Geçtiğimiz günlerde Faşist şef Erdoğan’ın Almanya Başbakanı Olaf Scholz ile yaptığı görüşmede, uzun pazarlıkların ardından haftada 500 Türkiye ve Kürdistanlının geri gönderilmesi üzerine anlaşma yaptığı ortaya çıktı. Bu anlaşma karşılığında Türkiye’ye vize kolaylığı sağlanacak.
Ayrıca, Almanya’nın 2016 yılından bu yana Rojava’ya yönelik saldırıları nedeniyle Türkiye’ye uyguladığı silah satışı kotasını kısıtlamasını kaldırdı. 2024’te şu ana dek Türkiye’ye 103 milyon Euro değerinde savunma sanayisi ürünü ihracatı yapılmasına onay verildiği ortaya çıktı.
Göçmenlerin geri gönderilmesi, 18 Ekim’de yapılan Avrupa Birliği Liderler Zirvesi’nin de başlıca konusuydu. Emperyalist ülkelerin liderlerinin katıldığı zirvede, zorlu yollardan Avrupa’ya gelen ve “iltica talepleri reddedilen” göçmenlerin geri gönderilmesinin hızlandırılmasına yönelik adım atılması kararlaştırıldı.
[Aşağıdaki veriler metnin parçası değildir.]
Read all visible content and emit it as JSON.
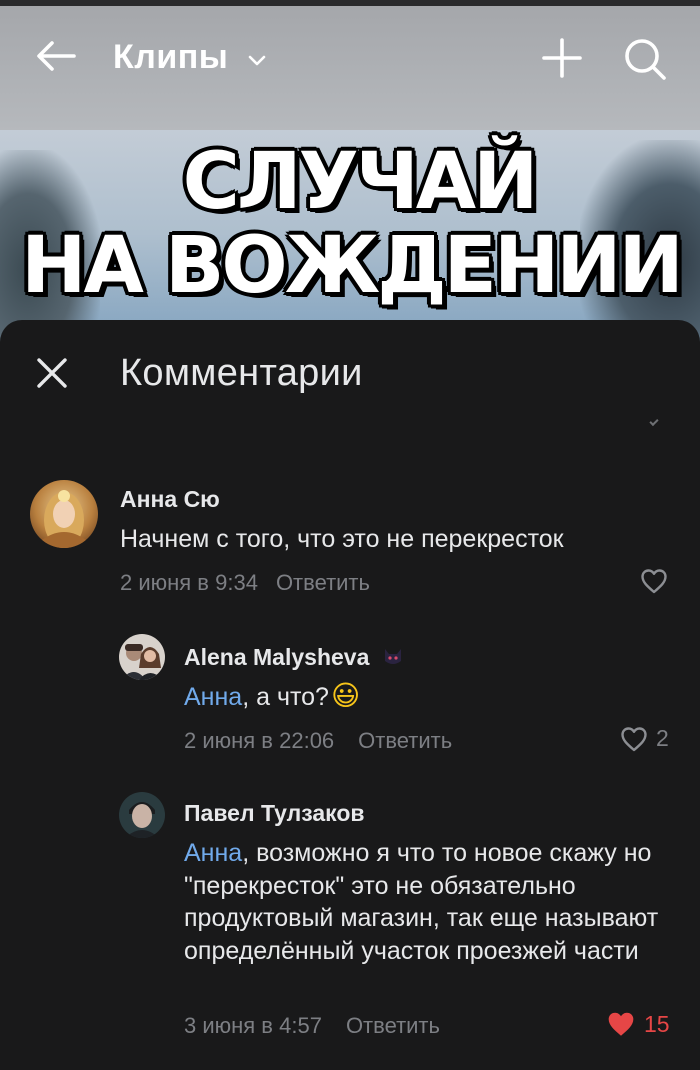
{
  "appbar": {
    "title": "Клипы"
  },
  "video": {
    "headline_line1": "СЛУЧАЙ",
    "headline_line2": "НА ВОЖДЕНИИ"
  },
  "comments_panel": {
    "title": "Комментарии",
    "comments": [
      {
        "author": "Анна Сю",
        "text": "Начнем с того, что это не перекресток",
        "date": "2 июня в 9:34",
        "reply_label": "Ответить",
        "likes": ""
      },
      {
        "author": "Alena Malysheva",
        "mention": "Анна",
        "text": ", а что?",
        "emoji": "😃",
        "date": "2 июня в 22:06",
        "reply_label": "Ответить",
        "likes": "2"
      },
      {
        "author": "Павел Тулзаков",
        "mention": "Анна",
        "text": ", возможно я что то новое скажу но \"перекресток\" это не обязательно продуктовый магазин, так еще называют определённый участок проезжей части",
        "date": "3 июня в 4:57",
        "reply_label": "Ответить",
        "likes": "15"
      }
    ]
  },
  "colors": {
    "sheet_bg": "#19191a",
    "mention": "#71aaeb",
    "liked": "#e64646",
    "secondary_text": "#7d7f84"
  }
}
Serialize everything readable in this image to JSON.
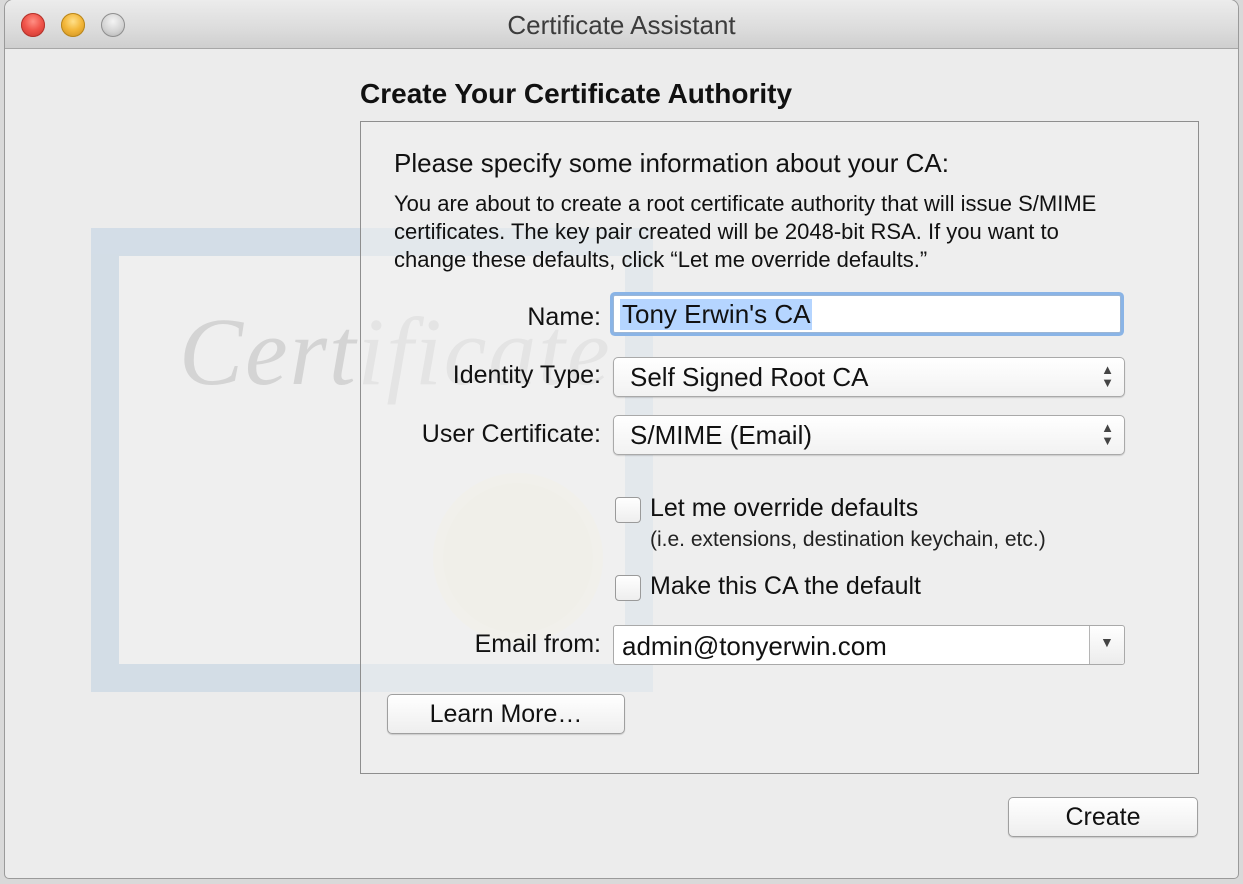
{
  "window": {
    "title": "Certificate Assistant"
  },
  "heading": "Create Your Certificate Authority",
  "panel": {
    "subheading": "Please specify some information about your CA:",
    "description": "You are about to create a root certificate authority that will issue S/MIME certificates. The key pair created will be 2048-bit RSA. If you want to change these defaults, click “Let me override defaults.”"
  },
  "form": {
    "name_label": "Name:",
    "name_value": "Tony Erwin's CA",
    "identity_type_label": "Identity Type:",
    "identity_type_value": "Self Signed Root CA",
    "user_cert_label": "User Certificate:",
    "user_cert_value": "S/MIME (Email)",
    "override_label": "Let me override defaults",
    "override_checked": false,
    "override_note": "(i.e. extensions, destination keychain, etc.)",
    "default_label": "Make this CA the default",
    "default_checked": false,
    "email_label": "Email from:",
    "email_value": "admin@tonyerwin.com"
  },
  "buttons": {
    "learn_more": "Learn More…",
    "create": "Create"
  },
  "artwork": {
    "word": "Certificate"
  },
  "icons": {
    "popup_arrows": "updown-arrows-icon",
    "combo_arrow": "chevron-down-icon"
  }
}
Emperyalist savaşlar nedeniyle dünyanın dört bir yanından milyonlarca insan kendi ülkesini terk etmek orunda kalarak, Avrupa ülkelerine göç ediyor. Göç yollarında hayatta kalmayı başaranlar Avrupa ülkelerinde yeniden bir yaşam kurmaya çalışıyor. Bir yandan yoğun bir emek sömürüsüne mahkûm edilirken diğer yandan da ırkçı ve faşist politikalar nedeniyle ayrımcılığa maruz kalıyor.
Ekonomisini işçi emekçi göçmenlerin sömürüsü üzerinden yükselten, bu sömürü üzerinden büyük bir kâr elde eden Almanya’nın da aralarında olduğu Avrupa ülkeleri, kendi çıkarları için mülteci ve göçmenleri pazarlık malzemesi olarak kullanıyor.
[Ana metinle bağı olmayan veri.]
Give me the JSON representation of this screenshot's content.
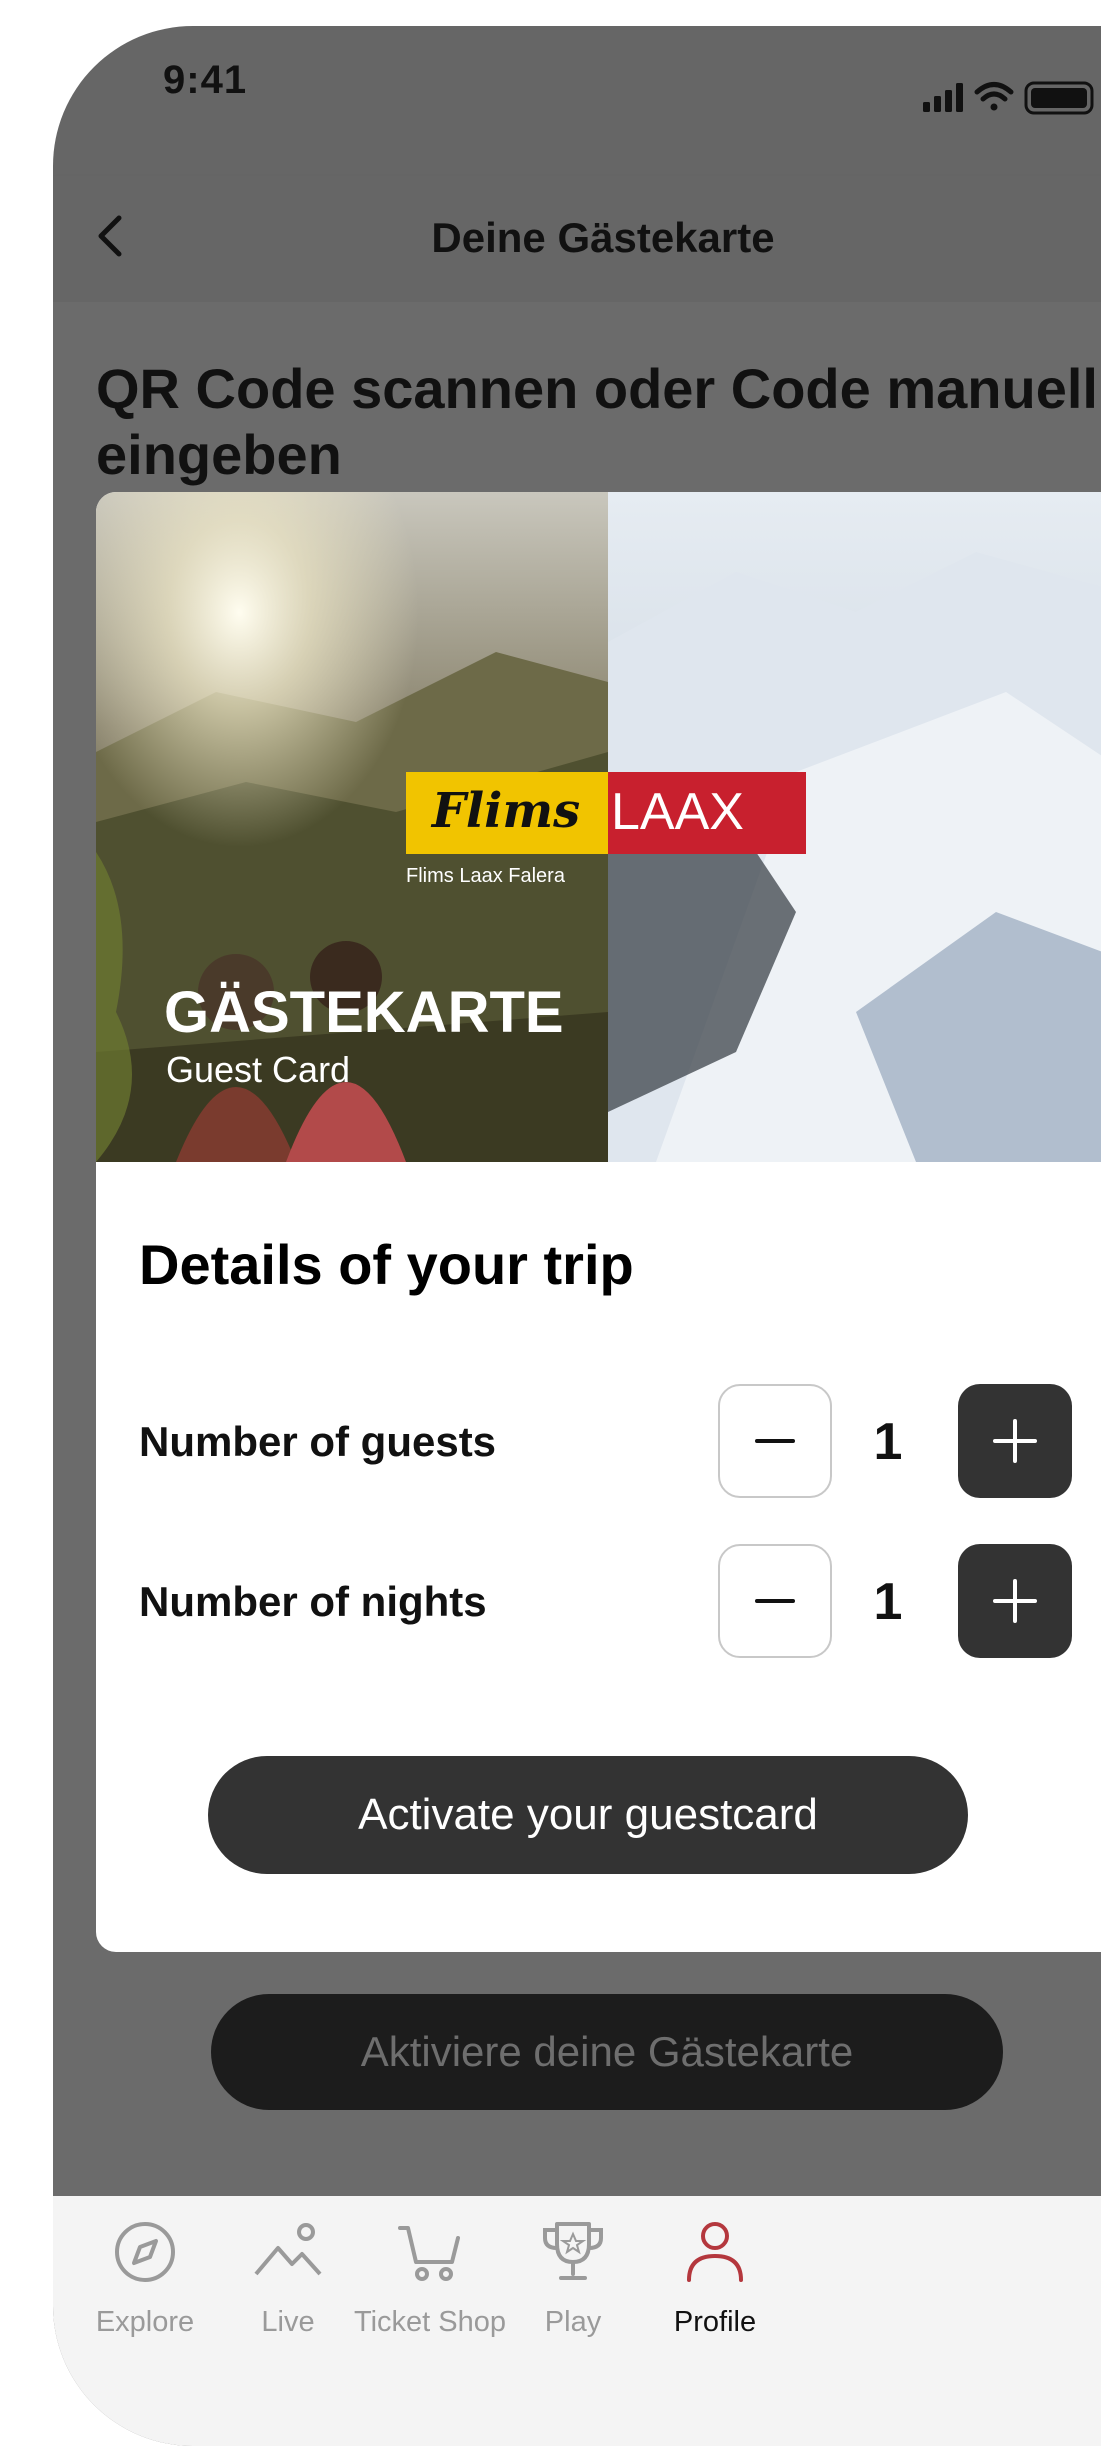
{
  "status_bar": {
    "time": "9:41"
  },
  "nav": {
    "title": "Deine Gästekarte"
  },
  "page": {
    "heading": "QR Code scannen oder Code manuell eingeben"
  },
  "card": {
    "logo_left": "Flims",
    "logo_right": "LAAX",
    "logo_sub": "Flims Laax Falera",
    "title": "GÄSTEKARTE",
    "subtitle": "Guest Card"
  },
  "modal": {
    "heading": "Details of your trip",
    "rows": [
      {
        "label": "Number of guests",
        "value": "1"
      },
      {
        "label": "Number of nights",
        "value": "1"
      }
    ],
    "activate_label": "Activate your guestcard"
  },
  "background_button": {
    "label": "Aktiviere deine Gästekarte"
  },
  "tabs": [
    {
      "label": "Explore",
      "icon": "compass-icon"
    },
    {
      "label": "Live",
      "icon": "mountain-icon"
    },
    {
      "label": "Ticket Shop",
      "icon": "cart-icon"
    },
    {
      "label": "Play",
      "icon": "trophy-icon"
    },
    {
      "label": "Profile",
      "icon": "person-icon",
      "active": true
    }
  ],
  "colors": {
    "overlay": "#666666",
    "dark_button": "#333333",
    "active_tab_icon": "#b4373d",
    "logo_yellow": "#f1c400",
    "logo_red": "#c8202e"
  }
}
Emperyalist bloğun güçlü bir parçası olan Almanya, bir taraftan göçmen karşıtı, ırkçı politikalar ile faşist saldırılara zemin yaratıyor, diğer taraftan mültecilerin sınır dışı edilmesi için yasalar çıkarıyor, anlaşmalar yapıyor.
Faşist Türk devleti ise, bugüne kadar olduğu gibi yine göçmenleri, Avrupa Birliği ile ilişkilerde bir baskı ve kâr unsuru olarak görmektedir.
Alman devleti ile faşist Türk devleti arasında yapılan bu anlaşma ile ulusalararası göç ve mültecilik yasalarını ihlal ediyor. Bu anlaşma derhal feshedilmelidir.
Biz işçi ve emekçi göçmenlerin, bu emperyalist kapitalist politika ve saldırılarına karşı tek gücümüz örgütlülüğümüzden geçiyor. Almanya Göçmen İşçiler Federasyonu (AGİF) olarak, insan hayatını ve onurunu yok sayan, insanı sadece kâr unsuru olarak gören bu insanlık dışı uygulama ve politikalara karşı bugüne kadar olduğu gibi bundan sonra da mücadele etmeye devam edeceğiz. Tüm işçi ve emekçi göçmenleri, kadınları, LGBTİ+’ları, bir araya gelmeye, öğütlenmeye çağırıyoruz. Bu emperyalist kapitalist politikaları, faşist saldırıları ancak ve ancak gücümüzü birleştirdiğimizde boşa çıkarabiliriz.